Die Erfahrungen hinter Gittern sind an dem einstigen Weltstar auch äusserlich nicht spurlos vorbeigegangen. Erste Fotos zeigen Becker jetzt deutlich schlanker. Er hat etwas dunklere Haare. Die Zeit im Gefängnis hat in seinem Gesicht Sorgenfalten hinterlassen.
SAT.1: "Im Gefängnis bist Du niemand. Du bist eine Nummer. Meine war A2923EV." Boris Becker spricht im SAT.1-Interview über seine Haft. Heute. 20:15 Uhr. https://t.co/hWButzrKGK #Unterföhring pic.twitter.com/YJ4xThGeNG
— presseportal.de (@na_presseportal) December 20, 2022
Über seine Zeit in der Haft sagte der Sportler: «Im Gefängnis bist Du niemand. Du bist nur eine Nummer. Meine war A2923EV. Ich wurde nicht Boris genannt. Ich war eine Nummer. Und es interessiert sie einen Scheissdreck, wer Du bist.» Becker war Ende April von einem Gericht in London zu einer Gefängnisstrafe verurteilt worden, weil er Teile seines Vermögens in seinem Insolvenzverfahren nicht ordnungsgemäss angegeben hatte. Er war am Donnerstag schliesslich freigekommen.
Über die letzten Stunden vor seiner Freilassung und Abschiebung nach Deutschland sagte der Tennisspieler: «Ich sass ab sechs Uhr in der Früh auf meiner Bettkante und hoffte, dass die Zellentür aufgeht. Sie kamen um halb acht, schlossen auf und fragten: Bist du fertig? Ich sagte: »Los geht's!« Ich hatte auch schon alles gepackt.»
Moderator Steven Gätjen, der Becker zur Vorbereitung bereits getroffen hat, sagte über ihn: «Ich glaube, dass er wirklich willens ist, aufzuräumen und viele Dinge klarzustellen.» Wie Gätjen schilderte, ist ihm persönlich vor allem Beckers Beschreibung der ersten Tage im Gefängnis Wandsworth in Erinnerung geblieben. «Dort sitzen ja nicht nur Menschen ein, die finanzielle Straftaten begangen haben, sondern auch Sexualstraftäter, Mörder und Menschen, die grosse Raubüberfälle begangen haben. Boris Becker erzählte mir, dass er grosse Angst davor hatte, in einer Sammelzelle zu landen.»
Noch kurz vor seiner Inhaftierung im April hatte sich Becker im Interview mit Apple TV+ emotional gezeigt. «Ich habe meinen Tiefpunkt erreicht. Ich werde sehen, was ich damit anfange», sagte er damals unter Tränen.

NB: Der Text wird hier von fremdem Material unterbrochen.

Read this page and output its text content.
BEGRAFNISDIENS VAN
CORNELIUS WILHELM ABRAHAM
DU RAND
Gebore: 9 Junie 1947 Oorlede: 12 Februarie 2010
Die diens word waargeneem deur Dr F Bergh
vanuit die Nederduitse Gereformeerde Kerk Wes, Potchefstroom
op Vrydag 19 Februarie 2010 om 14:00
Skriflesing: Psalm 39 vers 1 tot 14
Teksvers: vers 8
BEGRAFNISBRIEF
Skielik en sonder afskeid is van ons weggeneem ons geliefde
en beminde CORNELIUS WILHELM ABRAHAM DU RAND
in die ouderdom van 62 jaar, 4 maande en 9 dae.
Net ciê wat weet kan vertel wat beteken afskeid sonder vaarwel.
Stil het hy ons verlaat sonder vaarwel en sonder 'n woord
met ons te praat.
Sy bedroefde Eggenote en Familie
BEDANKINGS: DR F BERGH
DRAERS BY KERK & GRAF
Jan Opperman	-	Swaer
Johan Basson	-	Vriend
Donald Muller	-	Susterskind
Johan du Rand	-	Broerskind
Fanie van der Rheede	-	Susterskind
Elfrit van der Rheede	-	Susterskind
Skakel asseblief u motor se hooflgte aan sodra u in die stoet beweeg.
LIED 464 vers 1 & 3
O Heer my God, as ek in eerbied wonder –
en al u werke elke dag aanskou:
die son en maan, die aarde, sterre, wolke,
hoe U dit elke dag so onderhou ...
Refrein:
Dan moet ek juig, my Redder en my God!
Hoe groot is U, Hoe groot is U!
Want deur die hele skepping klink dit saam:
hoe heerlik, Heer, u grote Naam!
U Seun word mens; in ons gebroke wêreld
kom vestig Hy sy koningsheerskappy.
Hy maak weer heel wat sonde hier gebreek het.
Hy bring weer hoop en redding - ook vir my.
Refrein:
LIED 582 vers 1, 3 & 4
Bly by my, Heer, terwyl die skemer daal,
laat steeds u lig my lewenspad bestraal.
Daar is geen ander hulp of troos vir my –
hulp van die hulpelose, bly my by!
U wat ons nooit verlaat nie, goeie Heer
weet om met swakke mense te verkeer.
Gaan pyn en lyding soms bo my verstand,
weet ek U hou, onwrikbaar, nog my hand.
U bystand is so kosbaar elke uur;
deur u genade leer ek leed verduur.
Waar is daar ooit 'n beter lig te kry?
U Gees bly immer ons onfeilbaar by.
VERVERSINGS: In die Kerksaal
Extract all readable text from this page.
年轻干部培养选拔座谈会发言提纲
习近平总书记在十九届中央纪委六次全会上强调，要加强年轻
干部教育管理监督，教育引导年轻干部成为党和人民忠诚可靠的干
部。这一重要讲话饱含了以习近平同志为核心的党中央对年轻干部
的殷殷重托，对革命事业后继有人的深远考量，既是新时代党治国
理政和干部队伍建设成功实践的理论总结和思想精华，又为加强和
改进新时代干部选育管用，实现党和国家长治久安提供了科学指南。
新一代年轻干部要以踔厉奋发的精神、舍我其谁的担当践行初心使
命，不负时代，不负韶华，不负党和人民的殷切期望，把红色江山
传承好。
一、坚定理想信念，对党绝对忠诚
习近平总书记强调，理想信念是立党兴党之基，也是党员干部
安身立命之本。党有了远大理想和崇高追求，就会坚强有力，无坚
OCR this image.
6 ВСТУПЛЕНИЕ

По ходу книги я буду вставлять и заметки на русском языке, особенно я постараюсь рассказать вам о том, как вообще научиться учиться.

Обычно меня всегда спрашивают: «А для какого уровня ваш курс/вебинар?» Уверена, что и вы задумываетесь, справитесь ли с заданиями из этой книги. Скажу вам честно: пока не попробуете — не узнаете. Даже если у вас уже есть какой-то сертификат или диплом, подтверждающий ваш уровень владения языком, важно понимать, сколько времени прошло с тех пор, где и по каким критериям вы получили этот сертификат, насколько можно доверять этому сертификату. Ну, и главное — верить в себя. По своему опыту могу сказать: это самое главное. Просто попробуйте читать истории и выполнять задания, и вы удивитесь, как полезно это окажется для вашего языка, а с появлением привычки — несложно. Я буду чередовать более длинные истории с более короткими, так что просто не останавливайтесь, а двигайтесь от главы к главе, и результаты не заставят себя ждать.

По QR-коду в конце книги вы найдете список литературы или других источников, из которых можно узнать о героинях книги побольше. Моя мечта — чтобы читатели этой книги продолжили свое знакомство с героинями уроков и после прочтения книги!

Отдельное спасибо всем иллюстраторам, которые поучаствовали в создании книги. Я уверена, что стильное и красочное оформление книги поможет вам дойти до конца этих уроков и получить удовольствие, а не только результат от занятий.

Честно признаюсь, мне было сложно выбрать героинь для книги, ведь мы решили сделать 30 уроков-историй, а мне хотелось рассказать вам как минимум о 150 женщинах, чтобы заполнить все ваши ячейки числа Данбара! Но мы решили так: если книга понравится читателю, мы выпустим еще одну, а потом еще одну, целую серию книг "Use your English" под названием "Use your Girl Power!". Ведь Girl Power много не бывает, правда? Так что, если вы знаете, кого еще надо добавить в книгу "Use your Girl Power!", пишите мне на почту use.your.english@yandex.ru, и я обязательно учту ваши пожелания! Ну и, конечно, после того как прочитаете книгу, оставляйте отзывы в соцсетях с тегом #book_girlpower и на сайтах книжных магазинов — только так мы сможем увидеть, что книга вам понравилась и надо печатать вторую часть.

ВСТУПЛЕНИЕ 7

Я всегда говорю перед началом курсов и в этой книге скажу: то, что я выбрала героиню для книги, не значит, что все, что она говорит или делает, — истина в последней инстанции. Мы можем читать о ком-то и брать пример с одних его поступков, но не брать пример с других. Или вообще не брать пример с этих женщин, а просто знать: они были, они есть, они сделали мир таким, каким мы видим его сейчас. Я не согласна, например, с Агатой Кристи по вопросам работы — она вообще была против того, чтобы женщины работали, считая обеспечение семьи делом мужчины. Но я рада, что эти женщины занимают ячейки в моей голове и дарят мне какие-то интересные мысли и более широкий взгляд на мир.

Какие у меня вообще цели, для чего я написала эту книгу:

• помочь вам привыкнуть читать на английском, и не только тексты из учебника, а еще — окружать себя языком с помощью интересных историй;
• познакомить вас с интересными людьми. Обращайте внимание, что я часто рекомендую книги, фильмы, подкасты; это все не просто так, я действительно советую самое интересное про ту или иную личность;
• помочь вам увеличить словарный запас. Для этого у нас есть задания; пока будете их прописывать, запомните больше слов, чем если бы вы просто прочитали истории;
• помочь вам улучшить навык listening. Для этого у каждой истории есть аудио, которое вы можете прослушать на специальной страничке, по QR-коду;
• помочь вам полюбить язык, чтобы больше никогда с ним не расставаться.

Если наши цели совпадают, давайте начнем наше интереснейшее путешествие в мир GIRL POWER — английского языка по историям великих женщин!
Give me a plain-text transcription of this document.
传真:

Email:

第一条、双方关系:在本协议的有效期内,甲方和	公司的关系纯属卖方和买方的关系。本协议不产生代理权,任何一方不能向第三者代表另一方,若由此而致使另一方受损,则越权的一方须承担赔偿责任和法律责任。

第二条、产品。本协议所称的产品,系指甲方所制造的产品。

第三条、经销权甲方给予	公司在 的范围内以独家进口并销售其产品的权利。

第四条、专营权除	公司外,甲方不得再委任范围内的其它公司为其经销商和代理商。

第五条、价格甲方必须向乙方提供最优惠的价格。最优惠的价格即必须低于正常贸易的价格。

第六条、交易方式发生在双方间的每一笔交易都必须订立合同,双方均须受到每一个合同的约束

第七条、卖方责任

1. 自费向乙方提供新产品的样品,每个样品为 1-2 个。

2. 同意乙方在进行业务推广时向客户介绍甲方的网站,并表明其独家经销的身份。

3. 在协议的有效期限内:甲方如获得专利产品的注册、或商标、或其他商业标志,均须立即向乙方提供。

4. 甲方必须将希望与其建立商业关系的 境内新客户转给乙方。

Wenige Tage später musste er ins Gefängnis.
Begonnen hatte Beckers Misere in London damit, dass er 2017 von einem Gericht für insolvent erklärt wurde. Eigentlich können solche Verfahren in Grossbritannien recht schnell beendet werden. Doch bei Becker zog es sich in die Länge. Es folgten demütigende Episoden: Unter anderem wurden ein Teil seiner Trophäen und andere persönliche Erinnerungsstücke öffentlich versteigert.
Going deep, inside out and beyond. Upcoming two-part documentary on legendary tennis player Boris Becker. Produced and directed by Oscar-winning filmmakers Alex Gibney and John Battsek #BorisBecker #Becker #AlexGibney #JohnBattsek #AppleTV #AppleTVPlus pic.twitter.com/nO1NmjdWdv
— filmser (@filmser) December 15, 2022
Doch es kam noch schlimmer: Sein Insolvenzverwalter warf Becker vor, Vermögensbestandteile in Millionenhöhe verschleiert zu haben. Die Tennis-Legende musste vor Gericht. In dem Prozess im Frühjahr plädierte Becker in allen Punkten auf unschuldig. Sein Anwalt stellte ihn als einen Mann dar, der oft mit dem Leben als Star ausserhalb des Tennisplatzes überfordert war, Entscheidungen oft anderen überliess und sich kaum um die Konsequenzen seines eigenen Handelns kümmerte. Doch die Geschworenen nahmen ihm das nur zum Teil ab und befanden Becker in mehreren Anklagepunkten für schuldig. (nih/sda/dpa)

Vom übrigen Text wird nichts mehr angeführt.